What happens when inhibitory nt open chloride channels?

Answer 25

• If the membrane is at resting potential: nothing happens because diffusion and electrostatic balance the chloride ion.
• If membrane has already been depolarized by excitatory synapses located nearby, opening chloride channels will allow Cl- to enter. So these negative ions will bring resting potential back. Helps neutralize EPSP

Question 26

What happens when Ca+ channels open?

Answer 26

• Same as sodium: depolarizes the membrane, producing EPSP.
• But also does more like trigger migration of vesicles in presynaptic and release of NT, and activating special enzymes in postsynaptic.

Question 27

How are postsynaptic potentials terminated with reuptake?

Answer 27

• extremely rapid removal of a TN from synaptic cleft by terminal button
• After Nt relaesed into synapses, presynaptic uses special transporter molecules to return NT into presynaptic.

Question 28

How are postsynaptic potentials terminated by enzymatic deactivation?

Answer 28

• accomplished by an enzyme that destroys the molecules of the NT
• Ex: acetylcholinesterase (AChE) deactivates acetylcholine.
• This prevents desensitization.

Question 29

What are called the interaction of the effects of excitatory and inhibitory synapses?

Answer 29

• neural integration
• more excitatory=more rate of firing=depolarization
• more inhibitory=less rate of firing=hyperpolarization=bring membrane potential away from threshold
• IPSP cancel effects of EPSP

Question 30

What is EPSP summation and what are the two types?

Answer 30

• addition of different EPSPs to produce depolarization
• spatial summation: adding EPSPs generated spontaneously at different synapses in same dendrite.
• temporal summation: adding EPSPs generated at the same synapse in rapid succession

Question 31

What are autoreceptors?

Answer 31

-Some neurons possess receptors (autoreceptors) that respond to the nt that they themselves release.

Question 32

What do autoreceptors do when stimulated by a molecule of the nt?

Answer 32

• They regulate internal processes, like the synthesis and release of the nt.
• Mostly inhibitory activity
• Decreases the rate of synthesis and release of nt.

Question 33

What do axoaxonic synapses do?

Answer 33

• They alter the amount of nt released by postsynaptic axon.

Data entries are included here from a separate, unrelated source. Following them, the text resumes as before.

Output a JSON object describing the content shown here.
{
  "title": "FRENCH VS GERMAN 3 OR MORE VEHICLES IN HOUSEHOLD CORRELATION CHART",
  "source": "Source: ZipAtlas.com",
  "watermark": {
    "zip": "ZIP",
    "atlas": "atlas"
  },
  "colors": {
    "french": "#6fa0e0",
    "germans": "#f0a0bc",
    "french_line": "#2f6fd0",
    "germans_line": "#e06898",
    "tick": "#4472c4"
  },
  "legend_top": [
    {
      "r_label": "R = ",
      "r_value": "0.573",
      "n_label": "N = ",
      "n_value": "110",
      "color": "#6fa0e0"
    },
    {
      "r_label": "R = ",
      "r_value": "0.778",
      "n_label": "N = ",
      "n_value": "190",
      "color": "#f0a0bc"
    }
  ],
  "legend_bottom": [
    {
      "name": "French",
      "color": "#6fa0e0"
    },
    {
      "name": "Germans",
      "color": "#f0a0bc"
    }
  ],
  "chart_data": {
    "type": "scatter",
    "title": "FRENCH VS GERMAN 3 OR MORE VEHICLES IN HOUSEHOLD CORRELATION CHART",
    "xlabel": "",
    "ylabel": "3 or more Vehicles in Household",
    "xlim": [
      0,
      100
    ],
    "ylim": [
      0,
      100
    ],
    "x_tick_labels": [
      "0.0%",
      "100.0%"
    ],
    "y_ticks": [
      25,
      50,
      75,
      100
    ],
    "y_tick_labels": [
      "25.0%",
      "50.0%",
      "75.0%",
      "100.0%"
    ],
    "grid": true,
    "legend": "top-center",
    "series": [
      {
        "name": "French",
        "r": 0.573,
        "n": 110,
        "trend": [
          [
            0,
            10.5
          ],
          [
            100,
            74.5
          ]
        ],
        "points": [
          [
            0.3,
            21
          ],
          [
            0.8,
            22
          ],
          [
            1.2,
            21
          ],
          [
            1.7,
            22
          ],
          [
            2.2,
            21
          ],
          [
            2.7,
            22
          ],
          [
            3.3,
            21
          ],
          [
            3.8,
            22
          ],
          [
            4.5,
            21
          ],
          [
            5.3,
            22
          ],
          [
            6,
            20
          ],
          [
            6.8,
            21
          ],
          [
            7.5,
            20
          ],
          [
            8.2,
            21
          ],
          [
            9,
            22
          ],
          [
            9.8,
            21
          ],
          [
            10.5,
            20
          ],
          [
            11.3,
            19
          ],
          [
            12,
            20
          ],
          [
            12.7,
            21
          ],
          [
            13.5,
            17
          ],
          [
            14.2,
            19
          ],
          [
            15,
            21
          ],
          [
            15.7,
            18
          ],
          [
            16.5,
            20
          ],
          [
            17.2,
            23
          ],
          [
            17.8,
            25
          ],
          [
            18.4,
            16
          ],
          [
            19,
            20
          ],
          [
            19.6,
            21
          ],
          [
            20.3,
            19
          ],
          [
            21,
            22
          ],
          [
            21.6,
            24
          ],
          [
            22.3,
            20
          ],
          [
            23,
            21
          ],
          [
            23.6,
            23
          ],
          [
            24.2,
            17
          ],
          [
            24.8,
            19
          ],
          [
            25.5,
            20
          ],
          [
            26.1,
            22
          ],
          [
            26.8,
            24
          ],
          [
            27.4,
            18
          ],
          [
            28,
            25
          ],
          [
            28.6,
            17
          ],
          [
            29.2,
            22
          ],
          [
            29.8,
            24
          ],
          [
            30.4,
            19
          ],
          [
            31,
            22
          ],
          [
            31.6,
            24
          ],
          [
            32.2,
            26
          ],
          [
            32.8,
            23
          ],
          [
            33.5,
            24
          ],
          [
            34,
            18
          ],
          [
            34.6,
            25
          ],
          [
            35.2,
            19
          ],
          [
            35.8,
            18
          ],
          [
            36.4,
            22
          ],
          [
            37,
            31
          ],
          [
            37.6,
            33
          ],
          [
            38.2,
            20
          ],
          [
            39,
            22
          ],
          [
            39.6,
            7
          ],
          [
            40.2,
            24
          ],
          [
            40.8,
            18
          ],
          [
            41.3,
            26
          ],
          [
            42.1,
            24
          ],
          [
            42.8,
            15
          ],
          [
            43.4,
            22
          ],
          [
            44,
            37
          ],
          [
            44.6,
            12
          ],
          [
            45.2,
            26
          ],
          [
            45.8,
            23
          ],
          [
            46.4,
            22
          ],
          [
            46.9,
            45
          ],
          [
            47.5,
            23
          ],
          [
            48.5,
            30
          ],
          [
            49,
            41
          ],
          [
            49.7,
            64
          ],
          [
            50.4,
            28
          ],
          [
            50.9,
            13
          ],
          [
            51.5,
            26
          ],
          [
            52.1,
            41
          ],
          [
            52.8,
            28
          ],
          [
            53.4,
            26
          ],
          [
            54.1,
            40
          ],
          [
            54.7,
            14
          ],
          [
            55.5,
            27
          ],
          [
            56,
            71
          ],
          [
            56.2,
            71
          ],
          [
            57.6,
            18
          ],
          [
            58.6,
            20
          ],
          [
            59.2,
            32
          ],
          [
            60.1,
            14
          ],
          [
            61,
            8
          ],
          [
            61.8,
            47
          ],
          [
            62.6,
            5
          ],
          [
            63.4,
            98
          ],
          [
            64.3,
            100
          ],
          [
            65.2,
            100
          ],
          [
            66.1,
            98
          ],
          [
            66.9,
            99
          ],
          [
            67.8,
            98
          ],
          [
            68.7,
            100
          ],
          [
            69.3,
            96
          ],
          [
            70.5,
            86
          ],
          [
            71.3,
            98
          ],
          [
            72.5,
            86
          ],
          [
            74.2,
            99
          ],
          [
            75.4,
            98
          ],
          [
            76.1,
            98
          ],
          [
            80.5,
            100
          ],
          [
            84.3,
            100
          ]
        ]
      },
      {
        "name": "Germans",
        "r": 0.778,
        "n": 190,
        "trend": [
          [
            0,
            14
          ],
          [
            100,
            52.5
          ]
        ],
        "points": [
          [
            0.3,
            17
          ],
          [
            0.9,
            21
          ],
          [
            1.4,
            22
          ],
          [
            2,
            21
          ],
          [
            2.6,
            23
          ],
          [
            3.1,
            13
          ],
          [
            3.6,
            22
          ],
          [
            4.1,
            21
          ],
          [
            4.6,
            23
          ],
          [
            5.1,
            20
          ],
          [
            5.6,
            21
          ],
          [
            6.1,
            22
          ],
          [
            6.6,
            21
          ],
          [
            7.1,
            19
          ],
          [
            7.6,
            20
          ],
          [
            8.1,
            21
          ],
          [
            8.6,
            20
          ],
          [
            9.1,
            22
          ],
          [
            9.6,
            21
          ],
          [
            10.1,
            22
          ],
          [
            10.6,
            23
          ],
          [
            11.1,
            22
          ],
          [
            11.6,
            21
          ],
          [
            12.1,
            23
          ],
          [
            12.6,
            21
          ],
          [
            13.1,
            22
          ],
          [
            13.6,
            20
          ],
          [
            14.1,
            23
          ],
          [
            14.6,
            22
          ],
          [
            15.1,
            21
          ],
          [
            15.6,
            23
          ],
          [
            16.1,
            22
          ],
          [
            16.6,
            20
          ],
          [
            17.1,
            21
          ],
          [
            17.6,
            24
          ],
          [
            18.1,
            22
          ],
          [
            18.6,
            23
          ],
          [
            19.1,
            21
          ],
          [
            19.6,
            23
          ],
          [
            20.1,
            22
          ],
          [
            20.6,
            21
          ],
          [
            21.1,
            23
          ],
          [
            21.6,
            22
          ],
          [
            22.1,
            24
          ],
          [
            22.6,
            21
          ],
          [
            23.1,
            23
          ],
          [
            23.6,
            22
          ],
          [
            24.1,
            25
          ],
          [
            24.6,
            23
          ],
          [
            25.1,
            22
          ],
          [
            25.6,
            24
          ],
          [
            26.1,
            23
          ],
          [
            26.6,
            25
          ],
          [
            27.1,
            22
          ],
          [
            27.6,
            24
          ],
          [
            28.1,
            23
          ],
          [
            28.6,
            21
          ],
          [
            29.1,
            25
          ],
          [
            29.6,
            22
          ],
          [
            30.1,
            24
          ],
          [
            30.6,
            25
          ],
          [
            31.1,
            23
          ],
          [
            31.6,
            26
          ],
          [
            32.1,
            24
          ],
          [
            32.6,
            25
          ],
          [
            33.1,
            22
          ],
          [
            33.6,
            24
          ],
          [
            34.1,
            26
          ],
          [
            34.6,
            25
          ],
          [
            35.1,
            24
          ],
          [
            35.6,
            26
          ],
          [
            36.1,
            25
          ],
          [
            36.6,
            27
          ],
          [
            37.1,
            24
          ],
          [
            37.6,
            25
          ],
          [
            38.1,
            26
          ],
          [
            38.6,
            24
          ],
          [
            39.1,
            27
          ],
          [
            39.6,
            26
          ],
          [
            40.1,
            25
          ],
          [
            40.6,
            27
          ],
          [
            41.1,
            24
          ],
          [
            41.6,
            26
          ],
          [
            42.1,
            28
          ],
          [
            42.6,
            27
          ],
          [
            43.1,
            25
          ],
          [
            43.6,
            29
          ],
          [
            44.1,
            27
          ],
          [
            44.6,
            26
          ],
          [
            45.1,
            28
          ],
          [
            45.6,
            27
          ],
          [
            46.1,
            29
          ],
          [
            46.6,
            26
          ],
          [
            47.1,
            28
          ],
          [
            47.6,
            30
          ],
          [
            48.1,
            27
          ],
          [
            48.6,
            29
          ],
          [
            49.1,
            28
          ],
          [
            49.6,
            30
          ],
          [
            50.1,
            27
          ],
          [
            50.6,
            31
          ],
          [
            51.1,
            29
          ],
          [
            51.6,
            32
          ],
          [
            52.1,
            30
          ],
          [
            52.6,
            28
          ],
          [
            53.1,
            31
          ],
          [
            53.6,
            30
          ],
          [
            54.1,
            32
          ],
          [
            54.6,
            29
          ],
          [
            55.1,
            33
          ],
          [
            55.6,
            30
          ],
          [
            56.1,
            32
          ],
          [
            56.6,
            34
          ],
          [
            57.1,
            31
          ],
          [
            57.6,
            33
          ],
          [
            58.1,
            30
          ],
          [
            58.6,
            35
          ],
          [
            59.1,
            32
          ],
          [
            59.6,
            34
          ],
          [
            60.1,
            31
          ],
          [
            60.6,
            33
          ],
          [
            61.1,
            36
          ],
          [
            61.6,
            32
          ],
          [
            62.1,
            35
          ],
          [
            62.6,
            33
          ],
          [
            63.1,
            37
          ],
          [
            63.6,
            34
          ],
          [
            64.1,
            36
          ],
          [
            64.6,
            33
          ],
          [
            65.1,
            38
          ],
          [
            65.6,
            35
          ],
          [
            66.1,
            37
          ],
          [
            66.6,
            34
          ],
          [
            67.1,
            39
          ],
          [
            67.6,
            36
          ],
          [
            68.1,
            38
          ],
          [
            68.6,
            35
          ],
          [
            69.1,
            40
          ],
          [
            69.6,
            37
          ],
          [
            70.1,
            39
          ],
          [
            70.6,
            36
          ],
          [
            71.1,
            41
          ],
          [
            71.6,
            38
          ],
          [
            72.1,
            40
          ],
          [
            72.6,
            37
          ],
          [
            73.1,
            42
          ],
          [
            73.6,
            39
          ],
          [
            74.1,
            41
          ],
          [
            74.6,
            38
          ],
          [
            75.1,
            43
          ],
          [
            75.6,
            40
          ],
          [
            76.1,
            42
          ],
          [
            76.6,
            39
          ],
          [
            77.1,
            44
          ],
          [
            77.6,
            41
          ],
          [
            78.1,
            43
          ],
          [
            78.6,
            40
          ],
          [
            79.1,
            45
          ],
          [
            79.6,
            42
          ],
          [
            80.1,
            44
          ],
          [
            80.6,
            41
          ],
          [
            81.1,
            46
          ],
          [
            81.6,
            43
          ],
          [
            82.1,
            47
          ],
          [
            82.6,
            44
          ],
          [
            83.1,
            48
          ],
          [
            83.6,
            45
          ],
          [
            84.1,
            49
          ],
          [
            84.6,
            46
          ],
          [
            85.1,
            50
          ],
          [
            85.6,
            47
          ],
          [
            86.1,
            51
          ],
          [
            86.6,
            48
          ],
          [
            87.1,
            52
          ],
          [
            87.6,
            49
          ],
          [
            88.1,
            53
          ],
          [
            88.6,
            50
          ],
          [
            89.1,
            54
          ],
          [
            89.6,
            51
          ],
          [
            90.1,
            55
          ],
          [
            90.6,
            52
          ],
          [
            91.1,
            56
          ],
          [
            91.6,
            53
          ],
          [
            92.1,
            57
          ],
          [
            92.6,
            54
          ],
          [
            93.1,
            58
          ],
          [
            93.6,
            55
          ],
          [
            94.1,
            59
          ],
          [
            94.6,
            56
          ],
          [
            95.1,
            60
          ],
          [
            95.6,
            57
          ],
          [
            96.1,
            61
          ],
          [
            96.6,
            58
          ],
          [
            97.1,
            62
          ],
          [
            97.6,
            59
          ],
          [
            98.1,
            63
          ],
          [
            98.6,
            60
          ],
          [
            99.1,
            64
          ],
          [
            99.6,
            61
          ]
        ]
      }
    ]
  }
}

- They can produce presynaptic inhibition or presynaptic facilitation.

Question 34

What are neuromodulators?

Answer 34

• chemicals released by neurons that travel farther and are dispersed more widely than are nt.
• Most are peptides (chains of amino acids)
• secreted and larger amounts and travel longer distances.

Question 35

What do neuromodulators affect ?

Answer 35

General behavior states such as vigilance, fearfulness, and sensitivity to pain.

Question 36

What are hormones and what do they affect?

Answer 36

• secreted by cells of endocrine glands, or cells located in various organs.
• cells that secrete hormones release them into the extracellular fluid.
• hormones distributed to the body through the bloodstream

Question 37

What are target cells?

Answer 37

• cells that contain receptors for a particular hormone

- many neurons are target cells and hormones can affect their behavior.